Je vis avec mon partenaire principal, tandis que mon autre partenaire vit également avec son partenaire principal. Mon partenaire a également commencé à voir quelqu'un un mois environ avant le confinement, donc ils sont aussi en contact. Nous entretenons nos autres relations en nous assurant d’avoir des conversations téléphoniques régulières et en maintenant une communication et une intimité vitales. Comme avant le confinement, il faut s'assurer que chaque personne se sente valorisée.

Le contact physique avec mon autre petit ami me manque, mais il est important que chacun d'entre nous reste en sécurité, donc ça va devoir attendre. Heureusement, cela ne va pas durer éternellement et, pour l'instant, nous profitons juste du temps que nous passons avec le partenaire avec lequel nous vivons. Dans notre cas, il n'y a eu aucune tension, car nous sommes assez détendus et habitués à communiquer en cas de problème.

RICCARDO, 28 ANS

Moi, mon partenaire et son autre partenaire vivons ensemble depuis deux ans. Nous avons beaucoup de chance et sommes parvenus à un bon compromis : j'ai ma propre chambre, le partenaire de mon partenaire a la sienne et notre partenaire commun peut passer du temps avec nous deux séparément. C'est aussi agréable de passer du temps à trois devant un dîner et un film.
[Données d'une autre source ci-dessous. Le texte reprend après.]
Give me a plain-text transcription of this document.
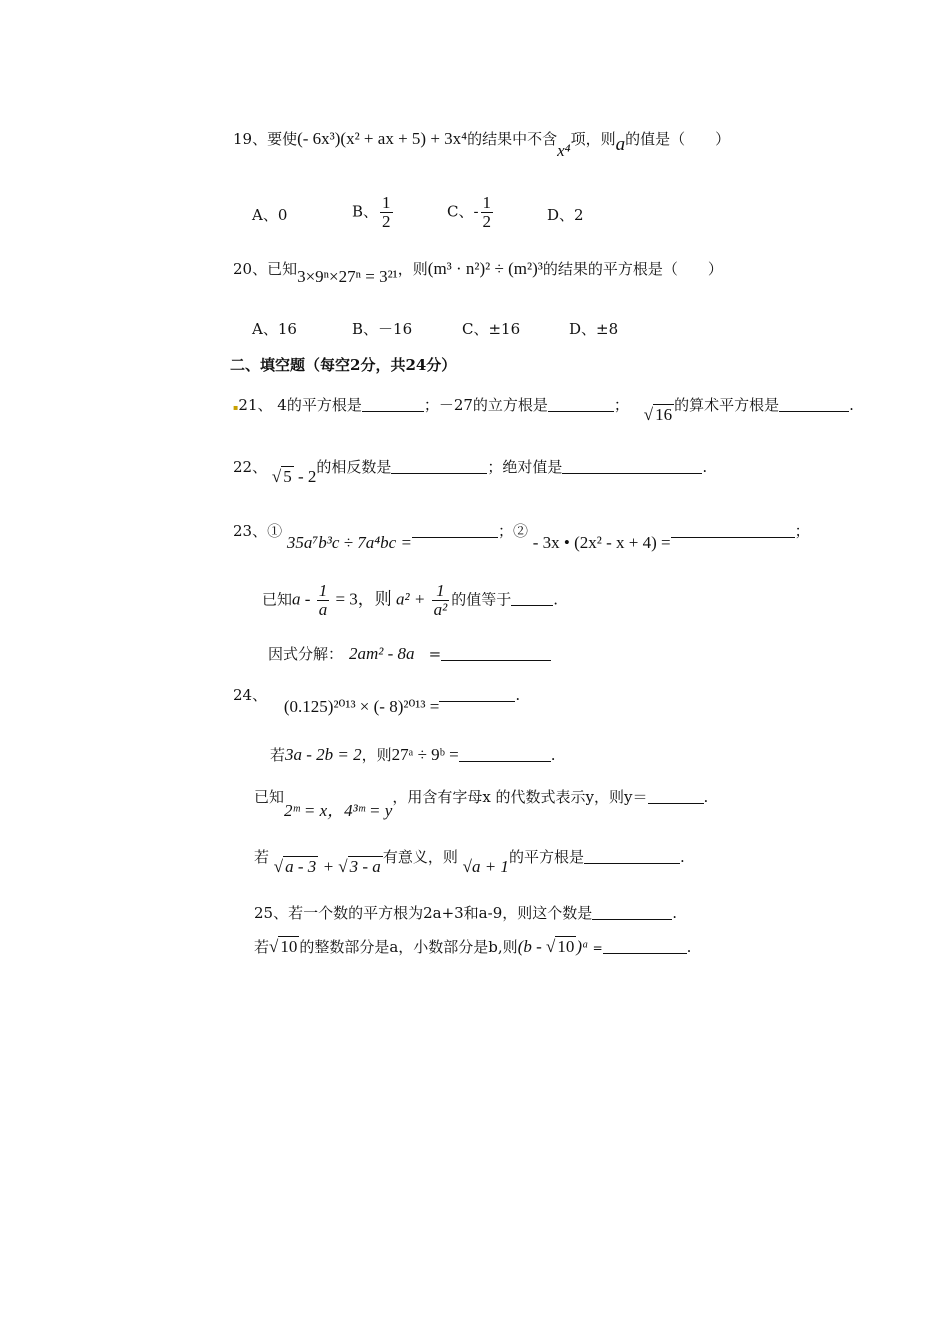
19、要使(- 6x³)(x² + ax + 5) + 3x⁴的结果中不含x⁴项，则a的值是（　　）
A、0	B、 $\frac{1}{2}$	C、- $\frac{1}{2}$	D、2
20、已知3×9ⁿ×27ⁿ = 3²¹，则(m³ · n²)² ÷ (m²)³的结果的平方根是（　　）
A、16	B、－16	C、±16	D、±8
二、填空题（每空2分，共24分）
▪21、 4的平方根是	；－27的立方根是	； √ 16 的算术平方根是	.
22、 √ 5 - 2的相反数是	；绝对值是	.
23、① 35a⁷b³c ÷ 7a⁴bc =；② - 3x • (2x² - x + 4) =；
已知$a - \frac{1}{a} = 3$，则 $a^2 + \frac{1}{\text{a²}}$ 的值等于	.
因式分解： 2am² - 8a =
24、 (0.125)²⁰¹³ × (- 8)²⁰¹³ =.
若3a - 2b = 2，则27ᵃ ÷ 9ᵇ =	.
已知2ᵐ = x，4³ᵐ = y，用含有字母x 的代数式表示y，则y＝	.
若 √ a - 3 + √ 3 - a 有意义，则 √a + 1的平方根是	.
25、若一个数的平方根为2a+3和a-9，则这个数是	.
若√ 10 的整数部分是a，小数部分是b,则(b - √ 10 )ᵃ =	.
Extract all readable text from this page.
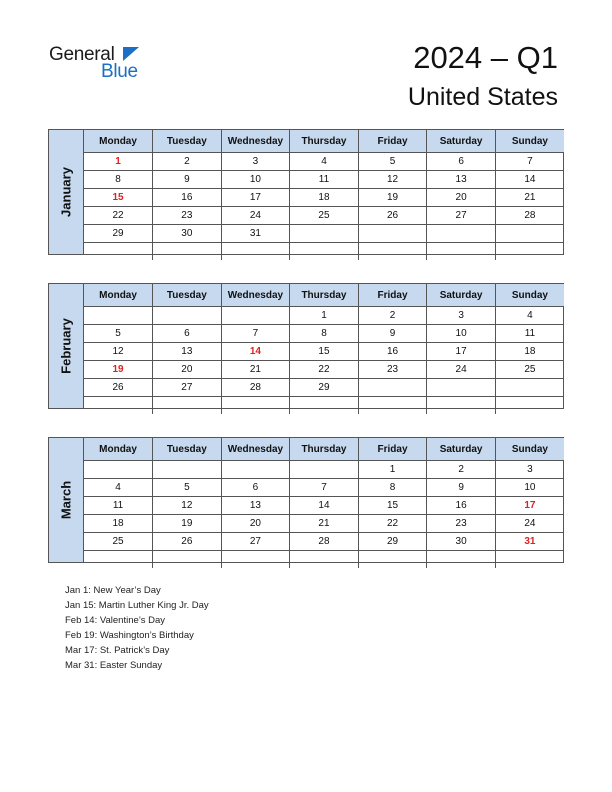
General
Blue	2024 – Q1
United States
January
Monday	Tuesday	Wednesday	Thursday	Friday	Saturday	Sunday
1	2	3	4	5	6	7
8	9	10	11	12	13	14
15	16	17	18	19	20	21
22	23	24	25	26	27	28
29	30	31				

February
Monday	Tuesday	Wednesday	Thursday	Friday	Saturday	Sunday
			1	2	3	4
5	6	7	8	9	10	11
12	13	14	15	16	17	18
19	20	21	22	23	24	25
26	27	28	29			

March
Monday	Tuesday	Wednesday	Thursday	Friday	Saturday	Sunday
				1	2	3
4	5	6	7	8	9	10
11	12	13	14	15	16	17
18	19	20	21	22	23	24
25	26	27	28	29	30	31

Jan 1: New Year’s Day
Jan 15: Martin Luther King Jr. Day
Feb 14: Valentine’s Day
Feb 19: Washington’s Birthday
Mar 17: St. Patrick’s Day
Mar 31: Easter Sunday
Cela nous donne du « temps en famille », ce qui est sain dans un moment comme celui-ci.

Nous avons bien géré la situation ces trois dernières semaines, mais je pense que cette semaine sera un peu plus difficile. La dépression commence à se faire sentir. Certains de mes amis et plus si affinités me manquent et je sais que je ne pourrai pas les revoir de sitôt.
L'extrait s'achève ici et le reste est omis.